Verdrehtes 2D-Material bietet neue Einblicke in die stark korrelierte, eindimensionale Physik

Forscher vom MPSD, der RTWH Aachen und dem Flatiron Institute in den USA haben entdeckt, dass die Möglichkeiten, die durch das verdrehte Aufeinanderlegen von zwei atomar dünnen Materialschichten entstehen, größer sind als bislang gedacht.

Eindimensionale korrelierte Zuständen entstehen in verdrehem, zweilagigem Germaniumselenid. Die Abbildung zeigt die durch Dichtefunktionaltheorie bestimmte Ladungsverteilung eines solchen Zustandes.

Die vier Wissenschaftler untersuchten Germaniumselenid, ein Material mit einer rechteckigen Einheitszelle statt Gittern mit drei- oder sechsfachen Symmetrien wie Graphen oder WSe2. Durch das Verknüpfen von umfassenden ab initio und Dichtematrixrenormierungsmethoden zeigten sie, dass das Moiré-Interferenzmuster parallele Drähte aus korrelierten, eindimensionalen Systemen bildet. Ihre Arbeit ist nun in Nature Communications erschienen.
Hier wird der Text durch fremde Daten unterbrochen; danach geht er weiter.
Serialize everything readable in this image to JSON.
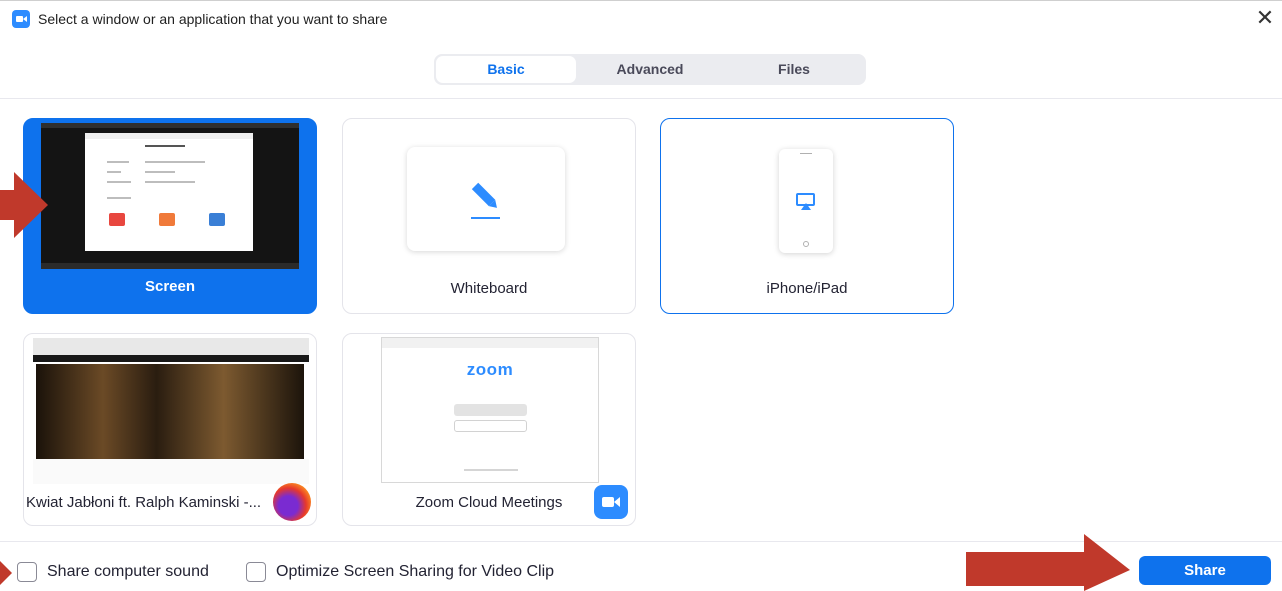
{
  "window": {
    "title": "Select a window or an application that you want to share",
    "close_glyph": "✕"
  },
  "tabs": [
    {
      "label": "Basic",
      "active": true
    },
    {
      "label": "Advanced",
      "active": false
    },
    {
      "label": "Files",
      "active": false
    }
  ],
  "tiles": {
    "screen": {
      "label": "Screen",
      "selected": true
    },
    "whiteboard": {
      "label": "Whiteboard",
      "icon": "pencil-icon"
    },
    "iphone": {
      "label": "iPhone/iPad",
      "icon": "airplay-icon"
    },
    "browser": {
      "label": "Kwiat Jabłoni ft. Ralph Kaminski -...",
      "icon": "firefox-icon"
    },
    "zoom": {
      "label": "Zoom Cloud Meetings",
      "icon": "zoom-app-icon",
      "thumbnail_logo": "zoom"
    }
  },
  "footer": {
    "share_sound_label": "Share computer sound",
    "optimize_label": "Optimize Screen Sharing for Video Clip",
    "share_button_label": "Share"
  },
  "colors": {
    "accent": "#0e72ed",
    "arrow": "#c0392b"
  }
}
Diese Ergebnisse eröffnen neue Möglichkeiten für die Realisierung von Strukturen mithilfe von Moiré-Physik. Sie sind ein weiterer Schritt voran in der Frage, wie korrelierte zweidimensionale Systeme zu eindimensionalen übergehen. Teilchen können sich in eindimensionalen Systemen nicht aneinander vorbei bewegen wie es in mehreren Dimensionen der Fall wäre. Die Korrelationen müssen zu kollektiven Anregungen führen, weshalb diese Systeme von großem Interesse sind.
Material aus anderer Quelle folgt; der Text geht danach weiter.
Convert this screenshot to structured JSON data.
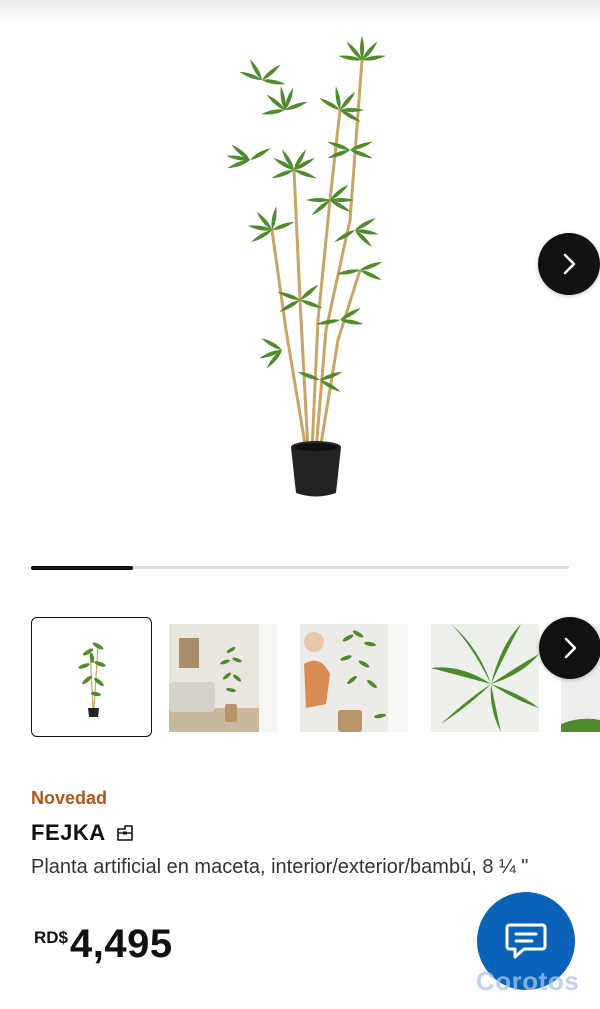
{
  "gallery": {
    "main_image": "bamboo plant in black pot",
    "progress": 0.19,
    "thumbnails": [
      {
        "id": "thumb-product",
        "selected": true
      },
      {
        "id": "thumb-living-room",
        "selected": false
      },
      {
        "id": "thumb-person-arranging",
        "selected": false
      },
      {
        "id": "thumb-leaf-closeup",
        "selected": false
      },
      {
        "id": "thumb-partial",
        "selected": false
      }
    ]
  },
  "product": {
    "badge": "Novedad",
    "name": "FEJKA",
    "description": "Planta artificial en maceta, interior/exterior/bambú, 8 ¼ \"",
    "currency": "RD$",
    "price": "4,495"
  },
  "icons": {
    "next": "chevron-right-icon",
    "package": "package-icon",
    "chat": "chat-bubble-icon"
  },
  "watermark": "Corotos",
  "colors": {
    "accent": "#b5541a",
    "chat": "#0a63b8",
    "dark": "#111111"
  }
}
Die kombinierte Analyse durch zwei komplementäre Methoden hat überzeugende Ergebnisse geliefert, so Dante Kennes: „Wir konnten das Phasendiagramm der zwei verdrehten GeSe-Schichten bestimmen und haben eine Vielfalt realisierbarer Materiephasen gefunden, inklusive korrelierter Mottisolatoren und der sogenannten Luttinger Liquid-Phase, die eine Physik aufzeigt, welche unserem Einteilchenbild grundlegend widerspricht.“ Lede Xian fügt hinzu: „Wir haben verdrehtes GeSe als eine interessante Plattform etabliert, mit deren Hilfe wir die stark korrelierte 1D-Physik und den Übergang von einer zu zwei Dimensionen auf sehr kontrollierbare und experimentell zugängliche Weise verstehen können.“

Diese Arbeit eröffnet viele neue Perspektiven. Ein besonders interessanter Ansatz ist der Austausch von Elementen in GeSe, um eine höhere Spin-Orbit-Kopplung zu erreichen. Wie Martin Claassen vom Center for Computational Quantum Physics am Flatiron Institute erklärt: „Wenn man ein solches System an ein supraleitendes Substrat koppelt, sollte dies unter den richtigen Bedingungen topologisch geschützte Majoranarandmoden erzeugen.“ Diese Zustände sind besonders bedeutsam, da sie als sogenannte Qubits dienen könnten – dem Quanten-äquivalent eines klassischen Bits, also dem Grundbestandteil aller Computer.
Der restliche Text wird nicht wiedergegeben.